Sunday 6 January 2013

Seeking Beauty

The Extraordinary Form celebrated at the Birmingham Oratory. (Picture from LMS)
A reflection on the Extraodinary Form of the Roman Rite by Charles Bradshaw, 21, Archdiocese of Birmingham.

Throughout the centuries man has been on a quest to seek out perfect beauty. We are surrounded with a culture where the search for beauty was ever present: in art, in literature, in music, even in the objects of everyday life: it only takes a glimpse into an antique shop to understand what it is I mean. And if man was asked what the point of it all was, we would realise that he was ultimately searching for perfection: in fact for God!  We live in an age where beauty seems no longer to matter, not even in our churches and our Faith, even our Christian culture is in danger of being left behind. Sometimes you can ask yourself: is it really even a culture that kills off its future children!  I want to reflect on how we can find anew this beauty even in our Catholic Faith especially in this year of Faith and how we can keep our Christian culture alive.

It is rare for anyone these days to be able to say I was brought up with what we now call the Extraordinary Form of the Roman Rite. I am 21 and extremely grateful to have been brought up all my life with this culture. If we look at the word culture, we find its Latin root is “cultus” and as Catholic’s the “cultus” that we really know and understand is that of the Mass, of the Liturgy. That is at the heart of our culture for it to make sense. So, why the Latin Mass as perhaps most people would call it? Why would one go?

I will try to explain things a little: We are all called to enter into a relationship with our Lord and Saviour. The more we enter into a relationship with Him, the more we grow to know and love Him. Love is about giving; a relationship is about giving, if not then even in human terms it breaks down. The more we love, the more we give, our heart, our time, and our thoughts. Love then becomes a deep union, a union of the heart. The deeper the love, the deeper the union.  Our relationship with God then is about giving, but what exactly? The answer is simple: God wants our best!

The culture of the Latin Mass is the culture of relationship, the culture of giving. It only takes a moment to look at the great churches of our country and their architecture to understand the culture of the Latin Mass. Those beautiful altars, paintings, organs, windows, soaring structures and cathedrals, and their great spires, and the glorious peal of bells all point towards giving the best we have to God.  It doesn’t rely on noises and human fabrications but on silence. The silence of these places is enough to exude centuries of relationship with God, centuries of prayer and silence, of love! That sense of awe and mystery, that sense of the sacred, the beautiful, and the silent all converges in the Mass of ages even the detail of vestments point it out as does the deep symbolism of every gesture.

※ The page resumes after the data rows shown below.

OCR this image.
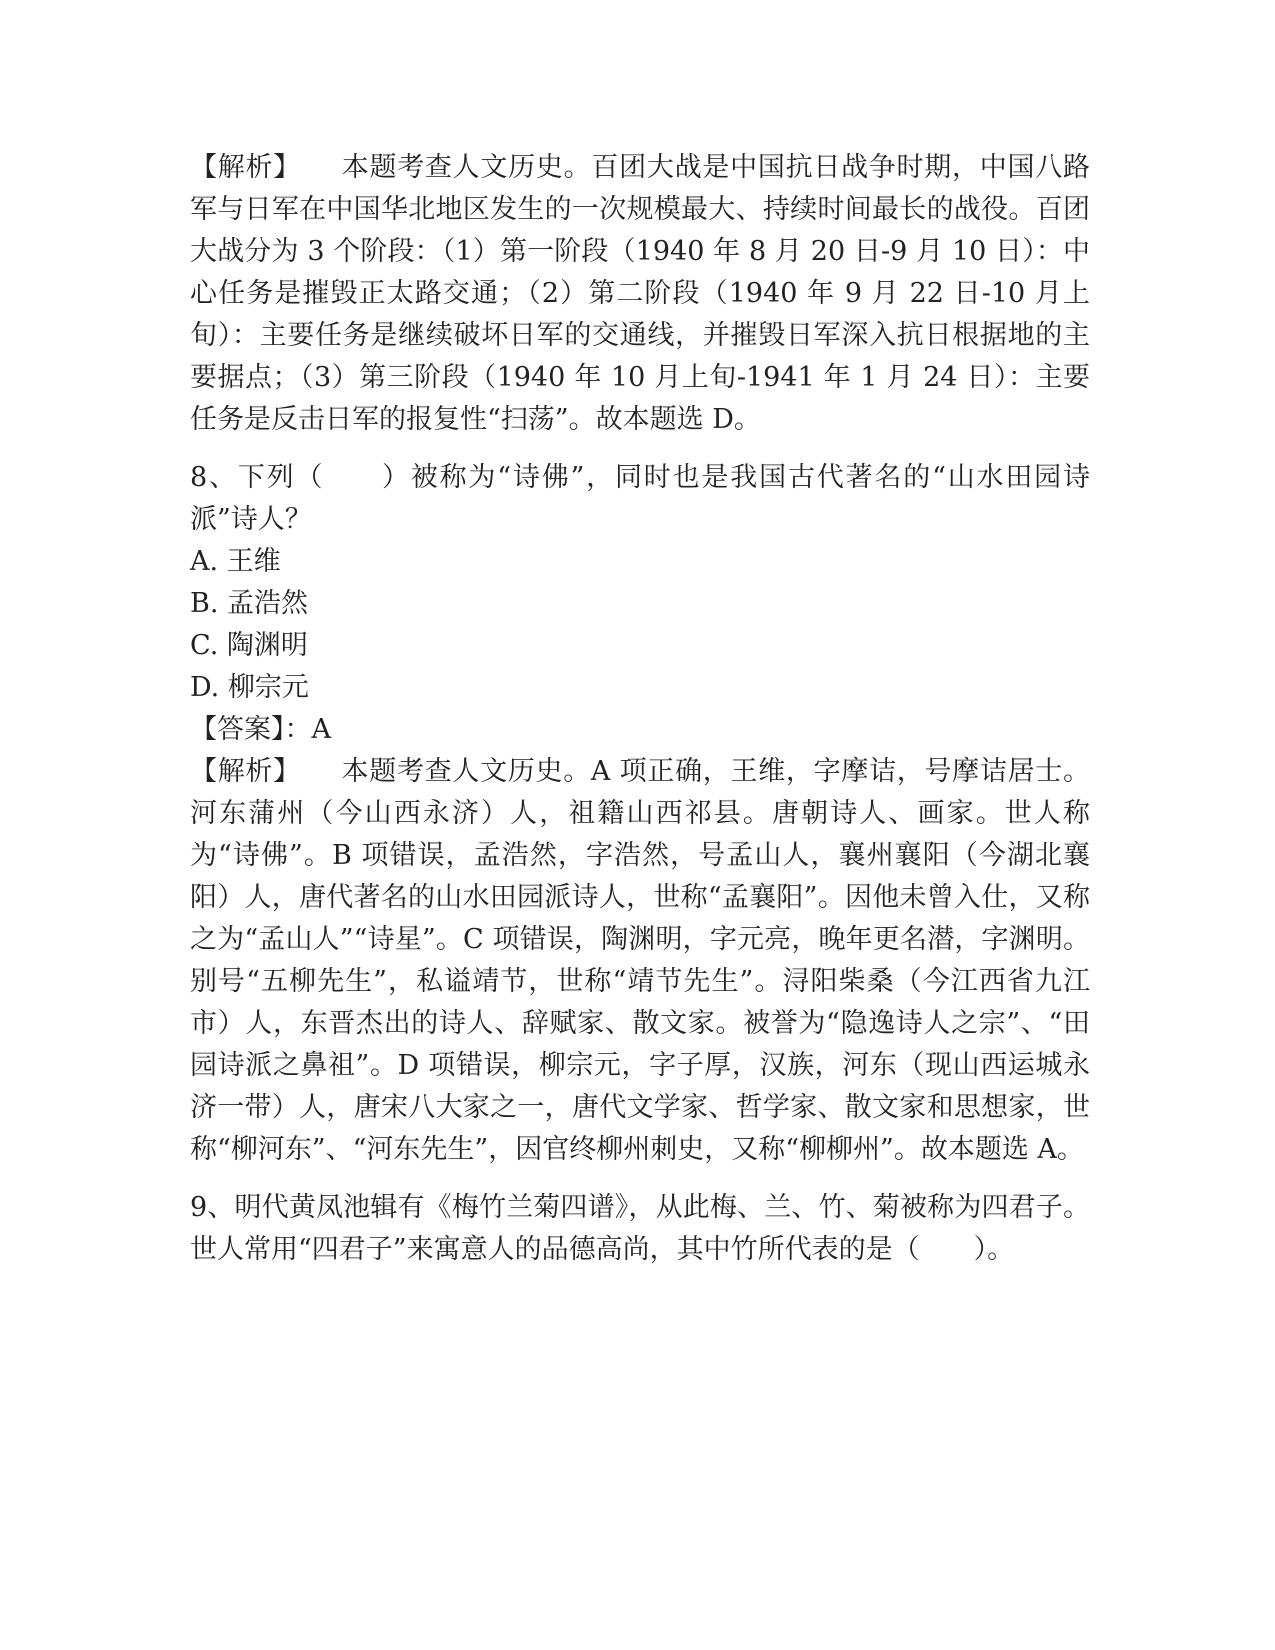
【解析】 本题考查人文历史。百团大战是中国抗日战争时期，中国八路军与日军在中国华北地区发生的一次规模最大、持续时间最长的战役。百团大战分为 3 个阶段：（1）第一阶段（1940 年 8 月 20 日-9 月 10 日）：中心任务是摧毁正太路交通；（2）第二阶段（1940 年 9 月 22 日-10 月上旬）：主要任务是继续破坏日军的交通线，并摧毁日军深入抗日根据地的主要据点；（3）第三阶段（1940 年 10 月上旬-1941 年 1 月 24 日）：主要任务是反击日军的报复性“扫荡”。故本题选 D。

8、下列（　　）被称为“诗佛”，同时也是我国古代著名的“山水田园诗派”诗人？

A. 王维

B. 孟浩然

C. 陶渊明

D. 柳宗元

【答案】：A

【解析】 本题考查人文历史。A 项正确，王维，字摩诘，号摩诘居士。河东蒲州（今山西永济）人，祖籍山西祁县。唐朝诗人、画家。世人称为“诗佛”。B 项错误，孟浩然，字浩然，号孟山人，襄州襄阳（今湖北襄阳）人，唐代著名的山水田园派诗人，世称“孟襄阳”。因他未曾入仕，又称之为“孟山人”“诗星”。C 项错误，陶渊明，字元亮，晚年更名潜，字渊明。别号“五柳先生”，私谥靖节，世称“靖节先生”。浔阳柴桑（今江西省九江市）人，东晋杰出的诗人、辞赋家、散文家。被誉为“隐逸诗人之宗”、“田园诗派之鼻祖”。D 项错误，柳宗元，字子厚，汉族，河东（现山西运城永济一带）人，唐宋八大家之一，唐代文学家、哲学家、散文家和思想家，世称“柳河东”、“河东先生”，因官终柳州刺史，又称“柳柳州”。故本题选 A。

9、明代黄凤池辑有《梅竹兰菊四谱》，从此梅、兰、竹、菊被称为四君子。世人常用“四君子”来寓意人的品德高尚，其中竹所代表的是（　　）。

It is there that we can understand the meaning of beauty, in those places and in that spirit. It is only in uniting ourselves with centuries of worship that we will once again find the meaning of beauty, the meaning of giving. If we stop just for one moment breaking from the past then we will find the future, a future that stands together and alongside what has gone before us in harmony. Our Holy Father Pope Benedict points out that “What was sacred for prior generations remains sacred and great for us today!” That is why I love the Latin Mass, because it is our culture, the culture of the West, a culture that is SO valid it changes hearts and calls people out of themselves, to the point that they cannot turn back.

I believe we will find beauty if we give our hearts to Him in the Sacrament of the altar, the lamb that was slain, the child of Bethlehem. I challenge you to unite yourselves to the Sacrifice of Calvary made present on our altars, the Mass of ages and to give Him our hearts and our best, and I promise you there we will find beauty, love, union. How can we not but love Him! It is not you see just a Form of the Roman rite we are at risk of losing, but the whole of our culture as well!

1 comment:

  1. Another aspect which is worth mentioning is the reverence which traditionally goes along with the Extraordinary Form. Everything reminds you that you are in the presence of God: the silence, the incense, the music, etc. Then are you able to understand the Mass as the foretaste of Heaven There is also the link with all these centuries of tradition, the Gospel which is read facing the North, as a reminder of the evangelization of the Barbarians, etc. Christ fills you with His peace, and in my view, this peace is more easily felt when one remains silent than when they sing or pray aloud. The Extraordinary form is a treasury and it is great for us young people to witness its revival.